ちゃんと無人でハンドル回ってるね! (Waymo @ サンフランシスコ) pic.twitter.com/vdbonIWf9a
— 米田 真一 (Shinichi Komeda) (@skomeda) January 31, 2025
車載ディスプレイの様子も撮っています。
車載ディスプレイにはWaymoが周りでどういう障害物を検知しているかが表示される pic.twitter.com/JwHB1884u9
— 米田 真一 (Shinichi Komeda) (@skomeda) January 31, 2025
運転席には座ることはできず、助手席と後部座席で合計4人まで乗車することができます。
4分間にわたり連続でWaymoの自動運転の様子を撮ってみました。凄い! (@ サンフランシスコ、動画は2倍速) pic.twitter.com/nKRACXOnwz
— 米田 真一 (Shinichi Komeda) (@skomeda) January 31, 2025
運転の得意・不得意
約5km、10分くらいの道順で何回かサンフランシスコ市街地で乗車してみて、運転のクセについていくつか気付いた点をメモしました。
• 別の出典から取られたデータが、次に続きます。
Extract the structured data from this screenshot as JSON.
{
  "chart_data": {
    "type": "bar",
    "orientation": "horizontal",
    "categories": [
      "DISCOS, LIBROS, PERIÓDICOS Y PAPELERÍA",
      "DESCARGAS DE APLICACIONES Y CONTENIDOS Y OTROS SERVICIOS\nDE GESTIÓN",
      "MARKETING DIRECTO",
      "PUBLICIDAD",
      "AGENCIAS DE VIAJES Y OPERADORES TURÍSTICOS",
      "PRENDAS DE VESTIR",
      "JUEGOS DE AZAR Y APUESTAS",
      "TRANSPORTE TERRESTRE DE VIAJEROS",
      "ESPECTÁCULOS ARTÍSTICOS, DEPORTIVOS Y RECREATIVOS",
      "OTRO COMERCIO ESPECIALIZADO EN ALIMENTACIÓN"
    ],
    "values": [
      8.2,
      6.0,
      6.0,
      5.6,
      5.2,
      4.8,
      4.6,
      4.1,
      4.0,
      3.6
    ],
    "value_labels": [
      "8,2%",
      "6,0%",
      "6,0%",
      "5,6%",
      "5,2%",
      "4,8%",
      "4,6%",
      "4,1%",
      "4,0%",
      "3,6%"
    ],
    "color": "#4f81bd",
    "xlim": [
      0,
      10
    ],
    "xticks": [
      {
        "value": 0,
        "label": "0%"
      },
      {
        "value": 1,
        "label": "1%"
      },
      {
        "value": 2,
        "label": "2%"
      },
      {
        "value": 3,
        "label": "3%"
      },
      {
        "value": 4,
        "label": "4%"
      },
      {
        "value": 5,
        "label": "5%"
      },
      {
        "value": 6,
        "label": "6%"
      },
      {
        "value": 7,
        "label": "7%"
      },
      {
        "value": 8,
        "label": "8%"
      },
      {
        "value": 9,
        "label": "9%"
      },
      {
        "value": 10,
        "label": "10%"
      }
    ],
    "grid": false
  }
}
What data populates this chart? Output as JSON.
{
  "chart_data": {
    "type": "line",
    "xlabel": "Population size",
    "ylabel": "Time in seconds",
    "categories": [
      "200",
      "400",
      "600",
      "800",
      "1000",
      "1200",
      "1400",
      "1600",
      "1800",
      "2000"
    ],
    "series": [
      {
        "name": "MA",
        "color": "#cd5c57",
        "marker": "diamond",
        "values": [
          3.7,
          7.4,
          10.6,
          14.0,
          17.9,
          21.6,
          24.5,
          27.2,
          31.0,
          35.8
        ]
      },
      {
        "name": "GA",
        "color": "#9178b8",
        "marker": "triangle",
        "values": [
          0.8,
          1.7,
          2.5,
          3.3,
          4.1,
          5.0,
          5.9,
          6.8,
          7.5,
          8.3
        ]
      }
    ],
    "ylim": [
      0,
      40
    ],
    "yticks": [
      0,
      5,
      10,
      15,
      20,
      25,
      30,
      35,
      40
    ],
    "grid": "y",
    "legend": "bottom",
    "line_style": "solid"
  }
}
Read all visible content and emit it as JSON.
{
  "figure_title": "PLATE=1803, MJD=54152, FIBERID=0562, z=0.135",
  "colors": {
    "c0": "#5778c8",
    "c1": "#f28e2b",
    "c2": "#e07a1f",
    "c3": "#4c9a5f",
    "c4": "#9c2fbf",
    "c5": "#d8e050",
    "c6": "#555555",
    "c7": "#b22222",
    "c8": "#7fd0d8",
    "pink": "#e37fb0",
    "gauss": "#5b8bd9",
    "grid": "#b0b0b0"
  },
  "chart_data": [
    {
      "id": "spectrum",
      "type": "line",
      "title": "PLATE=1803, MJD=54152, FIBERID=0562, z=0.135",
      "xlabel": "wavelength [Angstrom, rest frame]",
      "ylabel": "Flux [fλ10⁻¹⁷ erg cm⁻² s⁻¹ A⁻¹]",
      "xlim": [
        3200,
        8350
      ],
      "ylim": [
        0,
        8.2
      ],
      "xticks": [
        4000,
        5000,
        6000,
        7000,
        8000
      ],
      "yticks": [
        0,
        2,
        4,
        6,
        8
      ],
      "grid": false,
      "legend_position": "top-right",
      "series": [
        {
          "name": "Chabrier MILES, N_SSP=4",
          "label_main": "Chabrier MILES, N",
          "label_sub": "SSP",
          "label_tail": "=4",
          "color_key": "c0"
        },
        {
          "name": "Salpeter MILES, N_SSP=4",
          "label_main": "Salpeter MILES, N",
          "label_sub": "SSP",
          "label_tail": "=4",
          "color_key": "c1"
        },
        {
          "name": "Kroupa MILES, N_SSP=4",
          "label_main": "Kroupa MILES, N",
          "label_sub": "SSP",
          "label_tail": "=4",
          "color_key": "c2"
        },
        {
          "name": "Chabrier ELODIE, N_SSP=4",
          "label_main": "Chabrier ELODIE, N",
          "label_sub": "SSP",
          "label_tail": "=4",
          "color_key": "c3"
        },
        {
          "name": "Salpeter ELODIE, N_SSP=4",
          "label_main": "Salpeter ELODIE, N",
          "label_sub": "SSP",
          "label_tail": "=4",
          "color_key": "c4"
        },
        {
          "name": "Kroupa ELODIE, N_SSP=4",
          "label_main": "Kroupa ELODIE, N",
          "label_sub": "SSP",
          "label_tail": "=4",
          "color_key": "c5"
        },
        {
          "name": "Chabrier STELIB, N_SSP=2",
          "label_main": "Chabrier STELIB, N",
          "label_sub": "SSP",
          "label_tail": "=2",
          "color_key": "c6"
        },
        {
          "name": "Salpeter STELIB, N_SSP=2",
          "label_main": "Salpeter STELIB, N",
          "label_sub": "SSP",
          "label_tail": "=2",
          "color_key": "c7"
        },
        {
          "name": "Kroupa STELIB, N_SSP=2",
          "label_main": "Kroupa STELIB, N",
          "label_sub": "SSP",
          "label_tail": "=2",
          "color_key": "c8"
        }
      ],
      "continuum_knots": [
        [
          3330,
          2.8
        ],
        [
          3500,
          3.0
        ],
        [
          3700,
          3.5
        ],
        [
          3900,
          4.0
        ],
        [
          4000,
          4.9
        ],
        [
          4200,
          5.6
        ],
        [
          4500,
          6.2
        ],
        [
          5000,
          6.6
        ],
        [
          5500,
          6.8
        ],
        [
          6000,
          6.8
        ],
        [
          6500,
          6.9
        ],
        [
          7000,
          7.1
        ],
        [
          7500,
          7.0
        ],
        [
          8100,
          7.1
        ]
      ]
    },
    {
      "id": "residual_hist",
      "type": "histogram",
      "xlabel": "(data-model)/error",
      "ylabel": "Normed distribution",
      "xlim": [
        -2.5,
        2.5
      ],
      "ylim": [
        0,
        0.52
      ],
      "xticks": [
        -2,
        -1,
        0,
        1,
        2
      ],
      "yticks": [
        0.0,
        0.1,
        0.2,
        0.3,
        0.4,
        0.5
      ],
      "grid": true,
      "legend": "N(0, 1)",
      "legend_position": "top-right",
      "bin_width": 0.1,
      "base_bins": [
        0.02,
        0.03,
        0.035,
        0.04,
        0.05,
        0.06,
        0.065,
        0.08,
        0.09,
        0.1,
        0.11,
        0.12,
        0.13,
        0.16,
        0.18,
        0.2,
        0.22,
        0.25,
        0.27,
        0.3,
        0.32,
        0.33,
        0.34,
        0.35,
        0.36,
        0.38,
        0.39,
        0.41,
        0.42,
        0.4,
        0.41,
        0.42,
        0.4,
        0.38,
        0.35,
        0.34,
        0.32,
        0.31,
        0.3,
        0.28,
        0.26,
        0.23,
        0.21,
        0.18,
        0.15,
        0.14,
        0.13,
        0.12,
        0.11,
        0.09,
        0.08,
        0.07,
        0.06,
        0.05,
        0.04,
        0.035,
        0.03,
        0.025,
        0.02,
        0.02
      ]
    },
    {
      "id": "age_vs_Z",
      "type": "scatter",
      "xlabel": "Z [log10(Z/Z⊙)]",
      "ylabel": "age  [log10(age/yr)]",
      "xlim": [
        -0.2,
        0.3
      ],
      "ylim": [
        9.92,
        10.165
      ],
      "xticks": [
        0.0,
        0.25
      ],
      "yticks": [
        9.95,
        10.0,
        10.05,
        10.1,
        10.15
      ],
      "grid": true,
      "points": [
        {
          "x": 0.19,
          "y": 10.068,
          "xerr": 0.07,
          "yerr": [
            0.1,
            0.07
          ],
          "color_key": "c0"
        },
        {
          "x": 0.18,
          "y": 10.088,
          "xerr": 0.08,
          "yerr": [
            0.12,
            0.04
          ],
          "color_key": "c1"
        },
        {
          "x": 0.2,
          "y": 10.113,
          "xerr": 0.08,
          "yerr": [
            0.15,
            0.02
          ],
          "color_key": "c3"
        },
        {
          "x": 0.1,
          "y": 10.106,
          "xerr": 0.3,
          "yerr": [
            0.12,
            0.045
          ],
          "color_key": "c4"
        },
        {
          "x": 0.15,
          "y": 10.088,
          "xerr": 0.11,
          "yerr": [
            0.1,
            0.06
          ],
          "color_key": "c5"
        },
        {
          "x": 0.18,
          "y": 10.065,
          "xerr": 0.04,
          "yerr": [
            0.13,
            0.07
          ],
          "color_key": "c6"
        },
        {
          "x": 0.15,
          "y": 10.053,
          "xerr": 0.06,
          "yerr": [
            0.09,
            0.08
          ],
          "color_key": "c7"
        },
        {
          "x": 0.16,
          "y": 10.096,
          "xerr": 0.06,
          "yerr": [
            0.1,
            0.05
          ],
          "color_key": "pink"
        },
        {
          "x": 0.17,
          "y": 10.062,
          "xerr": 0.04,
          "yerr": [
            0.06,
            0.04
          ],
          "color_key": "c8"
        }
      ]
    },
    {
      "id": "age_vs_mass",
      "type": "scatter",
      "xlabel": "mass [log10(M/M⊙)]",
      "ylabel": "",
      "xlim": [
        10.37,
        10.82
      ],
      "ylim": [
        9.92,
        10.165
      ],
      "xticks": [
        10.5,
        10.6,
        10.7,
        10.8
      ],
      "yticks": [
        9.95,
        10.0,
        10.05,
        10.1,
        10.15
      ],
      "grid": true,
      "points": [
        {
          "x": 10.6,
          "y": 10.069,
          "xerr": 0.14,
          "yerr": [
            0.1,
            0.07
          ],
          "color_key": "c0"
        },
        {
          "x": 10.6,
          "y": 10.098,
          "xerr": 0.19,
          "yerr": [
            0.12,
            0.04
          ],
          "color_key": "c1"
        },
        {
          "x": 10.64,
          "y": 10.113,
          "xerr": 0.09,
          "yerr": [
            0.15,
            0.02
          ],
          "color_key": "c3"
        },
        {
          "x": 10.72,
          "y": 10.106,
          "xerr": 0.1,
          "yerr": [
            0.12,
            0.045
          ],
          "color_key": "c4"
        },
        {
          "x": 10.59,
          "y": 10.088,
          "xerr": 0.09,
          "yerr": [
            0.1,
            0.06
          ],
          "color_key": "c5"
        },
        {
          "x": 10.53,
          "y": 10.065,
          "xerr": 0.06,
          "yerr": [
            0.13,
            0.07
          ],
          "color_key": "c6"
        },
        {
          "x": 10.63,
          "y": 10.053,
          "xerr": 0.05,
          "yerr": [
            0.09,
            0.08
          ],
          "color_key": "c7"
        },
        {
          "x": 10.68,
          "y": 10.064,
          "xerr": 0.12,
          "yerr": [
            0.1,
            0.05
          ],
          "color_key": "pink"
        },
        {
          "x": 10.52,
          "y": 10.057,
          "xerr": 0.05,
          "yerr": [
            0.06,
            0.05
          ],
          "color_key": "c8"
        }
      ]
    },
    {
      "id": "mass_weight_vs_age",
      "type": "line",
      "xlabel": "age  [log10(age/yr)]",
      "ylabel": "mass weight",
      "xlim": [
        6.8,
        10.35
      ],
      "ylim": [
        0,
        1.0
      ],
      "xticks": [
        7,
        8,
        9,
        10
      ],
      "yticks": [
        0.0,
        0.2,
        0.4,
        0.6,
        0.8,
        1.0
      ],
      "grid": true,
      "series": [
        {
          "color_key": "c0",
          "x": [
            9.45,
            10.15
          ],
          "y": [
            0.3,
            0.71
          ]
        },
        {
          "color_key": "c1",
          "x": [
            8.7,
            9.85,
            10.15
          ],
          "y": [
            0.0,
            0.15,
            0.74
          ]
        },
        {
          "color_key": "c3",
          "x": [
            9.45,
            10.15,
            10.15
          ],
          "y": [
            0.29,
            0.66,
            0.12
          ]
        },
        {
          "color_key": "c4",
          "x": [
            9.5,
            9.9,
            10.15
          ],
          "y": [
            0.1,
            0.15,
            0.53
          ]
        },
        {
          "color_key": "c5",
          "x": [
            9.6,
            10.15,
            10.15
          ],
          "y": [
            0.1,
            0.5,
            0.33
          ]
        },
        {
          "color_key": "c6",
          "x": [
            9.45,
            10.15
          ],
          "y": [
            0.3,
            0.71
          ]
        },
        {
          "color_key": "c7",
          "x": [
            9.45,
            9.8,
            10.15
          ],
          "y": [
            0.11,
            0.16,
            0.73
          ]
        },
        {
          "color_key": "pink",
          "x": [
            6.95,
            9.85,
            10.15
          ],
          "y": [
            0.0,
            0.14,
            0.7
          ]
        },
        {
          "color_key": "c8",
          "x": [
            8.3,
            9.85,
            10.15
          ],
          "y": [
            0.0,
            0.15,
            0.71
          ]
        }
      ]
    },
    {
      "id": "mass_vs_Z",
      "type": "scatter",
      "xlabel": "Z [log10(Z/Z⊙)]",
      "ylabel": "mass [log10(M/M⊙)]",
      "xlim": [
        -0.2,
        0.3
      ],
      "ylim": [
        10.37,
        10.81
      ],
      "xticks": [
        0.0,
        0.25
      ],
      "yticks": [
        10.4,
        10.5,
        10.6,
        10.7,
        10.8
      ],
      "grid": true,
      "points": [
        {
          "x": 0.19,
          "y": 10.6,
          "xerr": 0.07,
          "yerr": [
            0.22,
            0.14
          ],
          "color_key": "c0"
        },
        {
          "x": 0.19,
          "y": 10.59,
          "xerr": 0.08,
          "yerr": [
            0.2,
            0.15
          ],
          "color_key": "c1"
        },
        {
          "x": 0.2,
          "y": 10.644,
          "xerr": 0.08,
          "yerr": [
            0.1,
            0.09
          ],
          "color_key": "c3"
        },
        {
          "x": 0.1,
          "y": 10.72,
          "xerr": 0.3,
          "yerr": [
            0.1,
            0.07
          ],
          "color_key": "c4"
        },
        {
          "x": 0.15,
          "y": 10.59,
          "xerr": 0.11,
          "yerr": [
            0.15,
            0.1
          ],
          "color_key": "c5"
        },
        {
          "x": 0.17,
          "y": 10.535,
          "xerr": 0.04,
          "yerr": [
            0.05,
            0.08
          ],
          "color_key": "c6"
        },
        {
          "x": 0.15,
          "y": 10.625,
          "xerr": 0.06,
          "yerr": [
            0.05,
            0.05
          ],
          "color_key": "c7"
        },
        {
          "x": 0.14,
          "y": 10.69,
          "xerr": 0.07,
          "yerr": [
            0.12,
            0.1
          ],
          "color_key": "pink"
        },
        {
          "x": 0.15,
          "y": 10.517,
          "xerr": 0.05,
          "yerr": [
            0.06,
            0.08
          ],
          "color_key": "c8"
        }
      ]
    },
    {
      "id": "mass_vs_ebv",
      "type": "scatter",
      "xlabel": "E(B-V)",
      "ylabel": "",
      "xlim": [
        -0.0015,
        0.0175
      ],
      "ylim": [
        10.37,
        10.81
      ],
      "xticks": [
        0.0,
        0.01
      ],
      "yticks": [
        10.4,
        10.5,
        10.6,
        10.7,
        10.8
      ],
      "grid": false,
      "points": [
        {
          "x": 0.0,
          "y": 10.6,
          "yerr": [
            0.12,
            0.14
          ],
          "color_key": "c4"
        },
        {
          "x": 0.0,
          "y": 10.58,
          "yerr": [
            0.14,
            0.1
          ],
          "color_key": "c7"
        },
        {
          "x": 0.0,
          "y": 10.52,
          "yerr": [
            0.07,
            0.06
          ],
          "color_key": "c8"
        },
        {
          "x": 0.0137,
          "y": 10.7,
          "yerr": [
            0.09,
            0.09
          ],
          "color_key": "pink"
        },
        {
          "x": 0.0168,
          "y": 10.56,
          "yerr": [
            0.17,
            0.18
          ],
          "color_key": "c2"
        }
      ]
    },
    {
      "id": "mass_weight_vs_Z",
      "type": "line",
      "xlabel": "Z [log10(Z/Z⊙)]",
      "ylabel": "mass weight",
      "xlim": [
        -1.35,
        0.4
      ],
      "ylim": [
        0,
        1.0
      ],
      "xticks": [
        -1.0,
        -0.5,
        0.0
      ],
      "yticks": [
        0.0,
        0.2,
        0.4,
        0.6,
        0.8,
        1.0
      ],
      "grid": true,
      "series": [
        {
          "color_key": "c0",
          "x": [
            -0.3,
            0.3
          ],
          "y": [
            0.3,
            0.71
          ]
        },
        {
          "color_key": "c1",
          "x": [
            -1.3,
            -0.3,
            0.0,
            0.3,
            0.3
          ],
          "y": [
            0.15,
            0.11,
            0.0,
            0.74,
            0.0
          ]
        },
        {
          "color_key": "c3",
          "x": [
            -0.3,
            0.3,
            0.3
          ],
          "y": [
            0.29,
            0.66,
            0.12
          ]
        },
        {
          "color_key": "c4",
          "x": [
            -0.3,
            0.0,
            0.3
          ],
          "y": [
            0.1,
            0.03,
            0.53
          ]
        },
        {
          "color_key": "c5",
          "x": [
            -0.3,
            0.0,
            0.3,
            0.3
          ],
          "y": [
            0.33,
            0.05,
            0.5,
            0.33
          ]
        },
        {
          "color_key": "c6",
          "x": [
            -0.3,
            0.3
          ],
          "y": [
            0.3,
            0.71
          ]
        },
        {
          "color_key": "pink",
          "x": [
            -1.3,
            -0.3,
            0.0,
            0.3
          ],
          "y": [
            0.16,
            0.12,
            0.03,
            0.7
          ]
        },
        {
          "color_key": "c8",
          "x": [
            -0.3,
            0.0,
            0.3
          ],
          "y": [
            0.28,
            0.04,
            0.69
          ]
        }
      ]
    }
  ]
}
サンフランシスコは坂道が多く、急な上り坂で信号待ちをすることもありますが、卒なくこなしていました。
サンフランシスコは大通りでも一方通行のところが多く、そのせいか道順もだいぶ大回りに設定されている気がしました。小道を攻めるということはせずに、あくまでも大通りを中心に走行するスタイルです。
路面電車とも問題なく共存しています。
乗車場所、停車場所は道幅がある程度ある道路である必要があるようです。そのため、乗車場所、停車場所はあまりフレキシブルには設定できず、1ブロックくらい歩くこともあります。地元の人は「バスの停留所まで歩く」感覚だねと言っていました。
車線変更をする場合に、変更先の車両が同じ速度で走っていてなかなかどかない場合は、車線変更できずに通り過ぎるケースも有りました。自分が減速して相手を待って後ろに入るという運転は苦手?なのかもしれません。
これらはあくまでも2025年1月末時点での状況です。今後、AIやアプリのさらなる学習により、順次改善されていく可能性があります。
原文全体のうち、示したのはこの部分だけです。